Trace events have become load-bearing for control flow in runEphemeralToCompletion

## Background

`framework.runEphemeralToCompletion` subscribes to `inference:completed`, `inference:turn_ended`, and `inference:exhausted` via `onTrace(...)` and drives control flow from them: it resolves/rejects the caller's promise, deregisters the ephemeral agent from `this.agents`, and decides when the subagent's task is done.

This silently violates the trace-vs-process-event contract. Traces are observability — UI, logging, postmortems — and explicitly **not** the channel for framework business logic.

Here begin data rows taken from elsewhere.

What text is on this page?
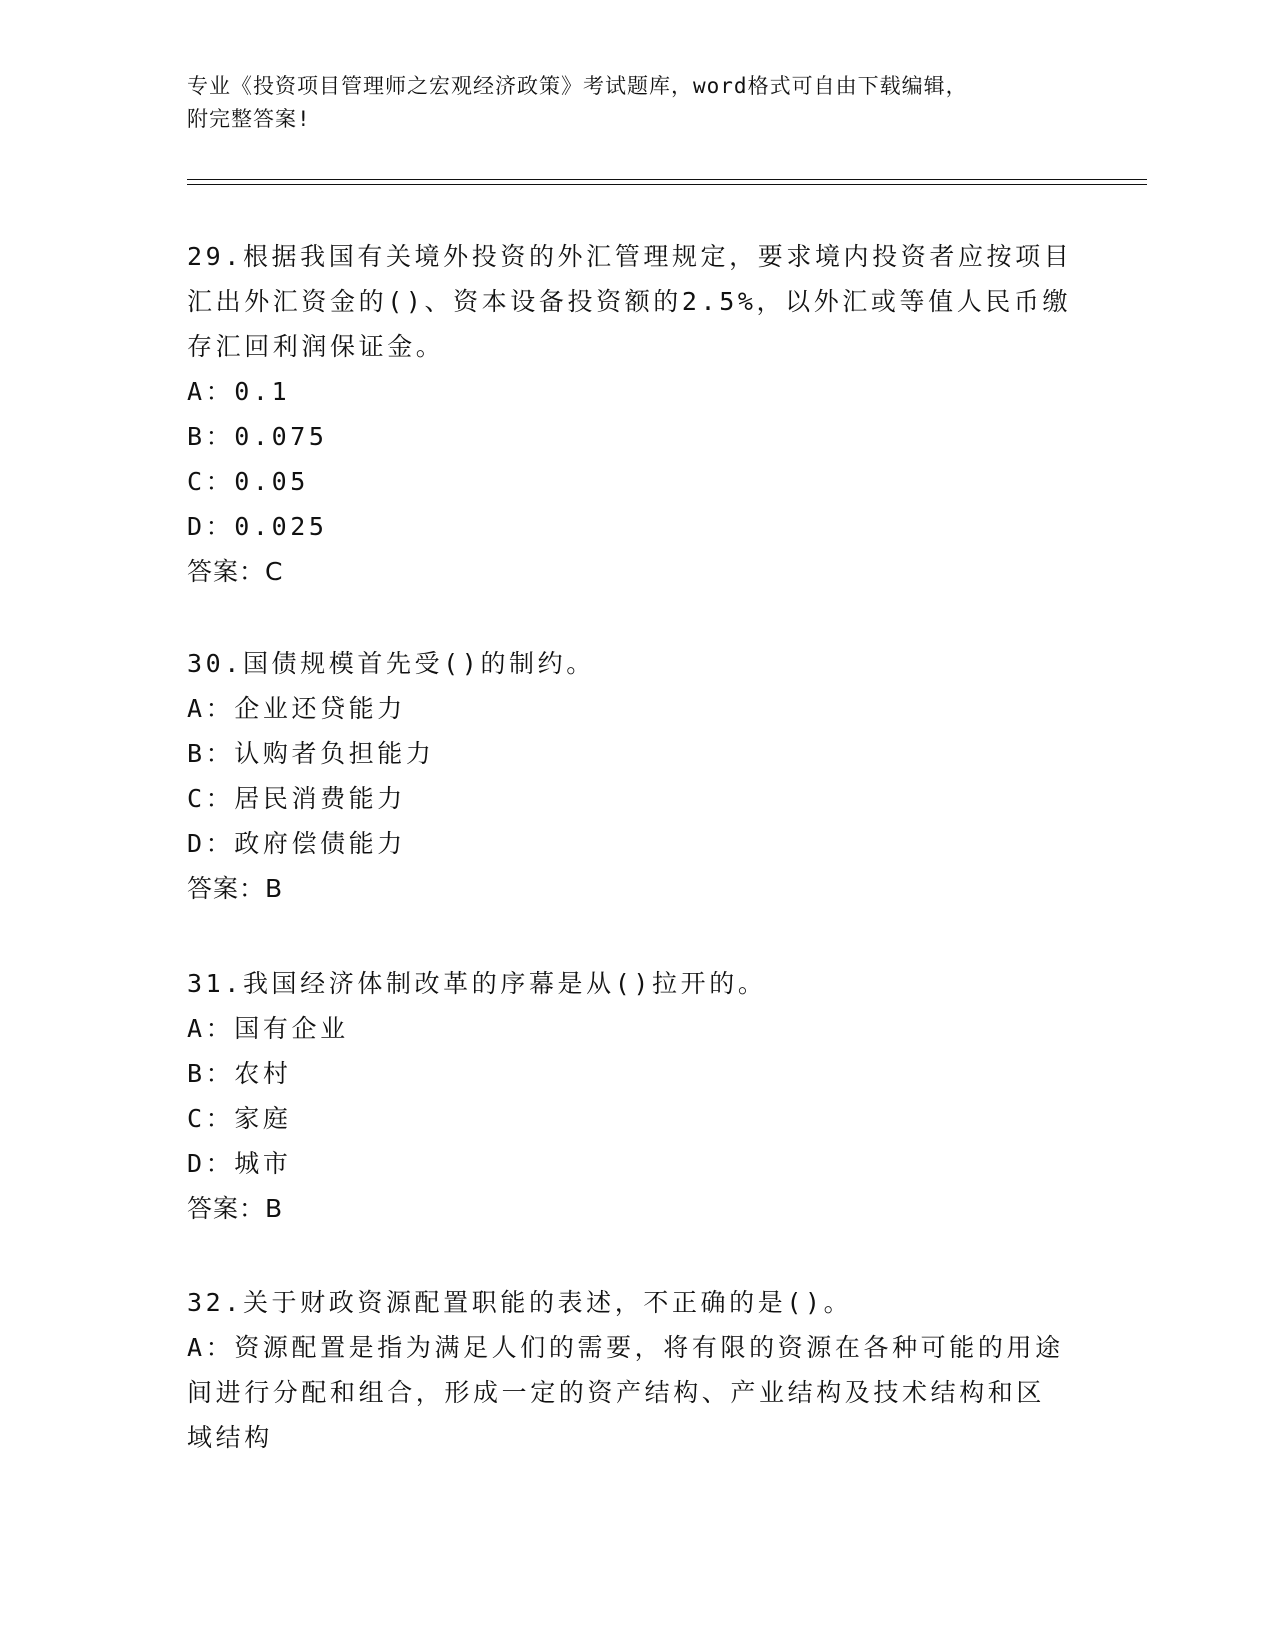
专业《投资项目管理师之宏观经济政策》考试题库，word格式可自由下载编辑，
附完整答案!

29.根据我国有关境外投资的外汇管理规定，要求境内投资者应按项目

汇出外汇资金的()、资本设备投资额的2.5%，以外汇或等值人民币缴

存汇回利润保证金。

A：0.1

B：0.075

C：0.05

D：0.025

答案：C

30.国债规模首先受()的制约。

A：企业还贷能力

B：认购者负担能力

C：居民消费能力

D：政府偿债能力

答案：B

31.我国经济体制改革的序幕是从()拉开的。

A：国有企业

B：农村

C：家庭

D：城市

答案：B

32.关于财政资源配置职能的表述，不正确的是()。

A：资源配置是指为满足人们的需要，将有限的资源在各种可能的用途

间进行分配和组合，形成一定的资产结构、产业结构及技术结构和区

域结构
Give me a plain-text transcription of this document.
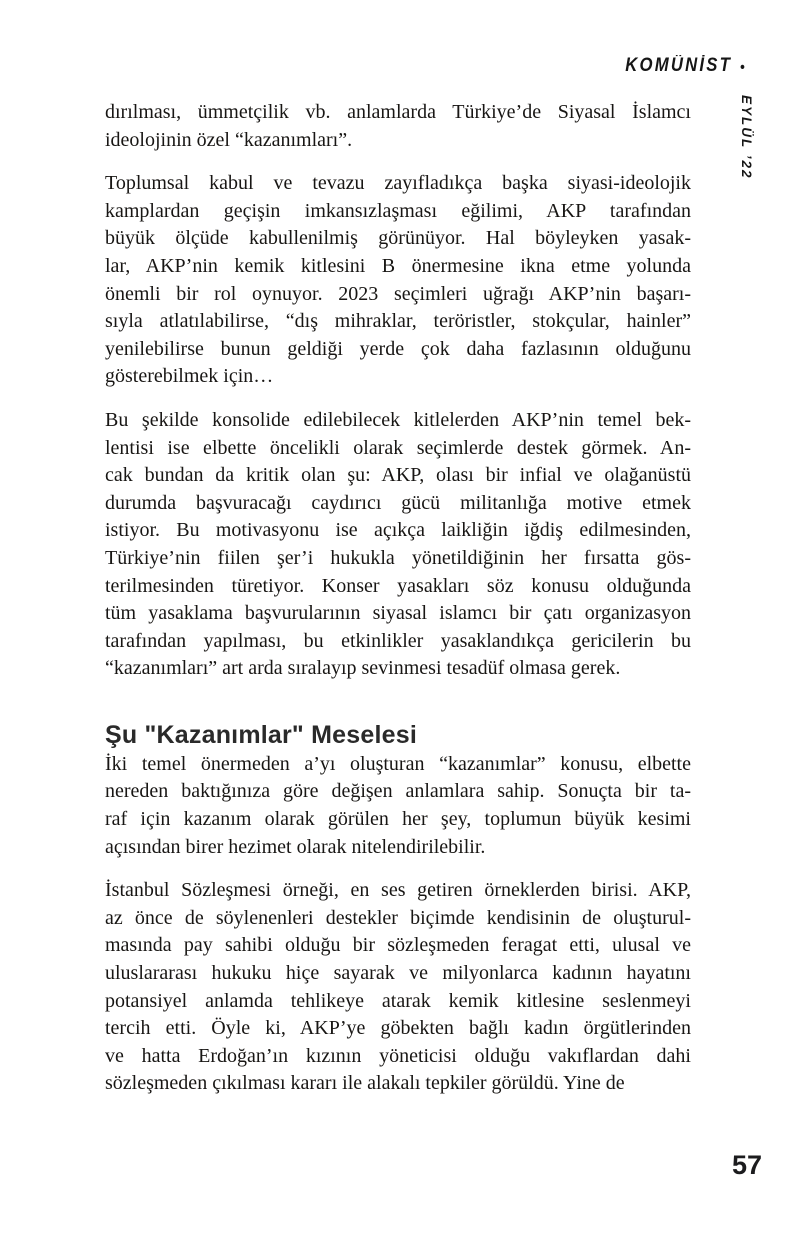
KOMÜNİST •
EYLÜL ’22

dırılması, ümmetçilik vb. anlamlarda Türkiye’de Siyasal İslamcı
ideolojinin özel “kazanımları”.

Toplumsal kabul ve tevazu zayıfladıkça başka siyasi-ideolojik
kamplardan geçişin imkansızlaşması eğilimi, AKP tarafından
büyük ölçüde kabullenilmiş görünüyor. Hal böyleyken yasak-
lar, AKP’nin kemik kitlesini B önermesine ikna etme yolunda
önemli bir rol oynuyor. 2023 seçimleri uğrağı AKP’nin başarı-
sıyla atlatılabilirse, “dış mihraklar, teröristler, stokçular, hainler”
yenilebilirse bunun geldiği yerde çok daha fazlasının olduğunu
gösterebilmek için…

Bu şekilde konsolide edilebilecek kitlelerden AKP’nin temel bek-
lentisi ise elbette öncelikli olarak seçimlerde destek görmek. An-
cak bundan da kritik olan şu: AKP, olası bir infial ve olağanüstü
durumda başvuracağı caydırıcı gücü militanlığa motive etmek
istiyor. Bu motivasyonu ise açıkça laikliğin iğdiş edilmesinden,
Türkiye’nin fiilen şer’i hukukla yönetildiğinin her fırsatta gös-
terilmesinden türetiyor. Konser yasakları söz konusu olduğunda
tüm yasaklama başvurularının siyasal islamcı bir çatı organizasyon
tarafından yapılması, bu etkinlikler yasaklandıkça gericilerin bu
“kazanımları” art arda sıralayıp sevinmesi tesadüf olmasa gerek.

Şu "Kazanımlar" Meselesi

İki temel önermeden a’yı oluşturan “kazanımlar” konusu, elbette
nereden baktığınıza göre değişen anlamlara sahip. Sonuçta bir ta-
raf için kazanım olarak görülen her şey, toplumun büyük kesimi
açısından birer hezimet olarak nitelendirilebilir.

İstanbul Sözleşmesi örneği, en ses getiren örneklerden birisi. AKP,
az önce de söylenenleri destekler biçimde kendisinin de oluşturul-
masında pay sahibi olduğu bir sözleşmeden feragat etti, ulusal ve
uluslararası hukuku hiçe sayarak ve milyonlarca kadının hayatını
potansiyel anlamda tehlikeye atarak kemik kitlesine seslenmeyi
tercih etti. Öyle ki, AKP’ye göbekten bağlı kadın örgütlerinden
ve hatta Erdoğan’ın kızının yöneticisi olduğu vakıflardan dahi
sözleşmeden çıkılması kararı ile alakalı tepkiler görüldü. Yine de

57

Once the framework consumes its own traces for state transitions, the trace stream's *timing and the state observable at emission time* become part of an undocumented API surface.

## How it bit us

[PR #32](https://github.com/anima-research/agent-framework/pull/32) fixes a zombie-subagent bug surfaced in a production postmortem: a clerk agent's forked subagent timed out on the parent side, stayed registered in `this.agents`, kept receiving `mcpl:channel-incoming` fan-out for ~30 hours, and eventually duplicated a Zulip reply to an end user.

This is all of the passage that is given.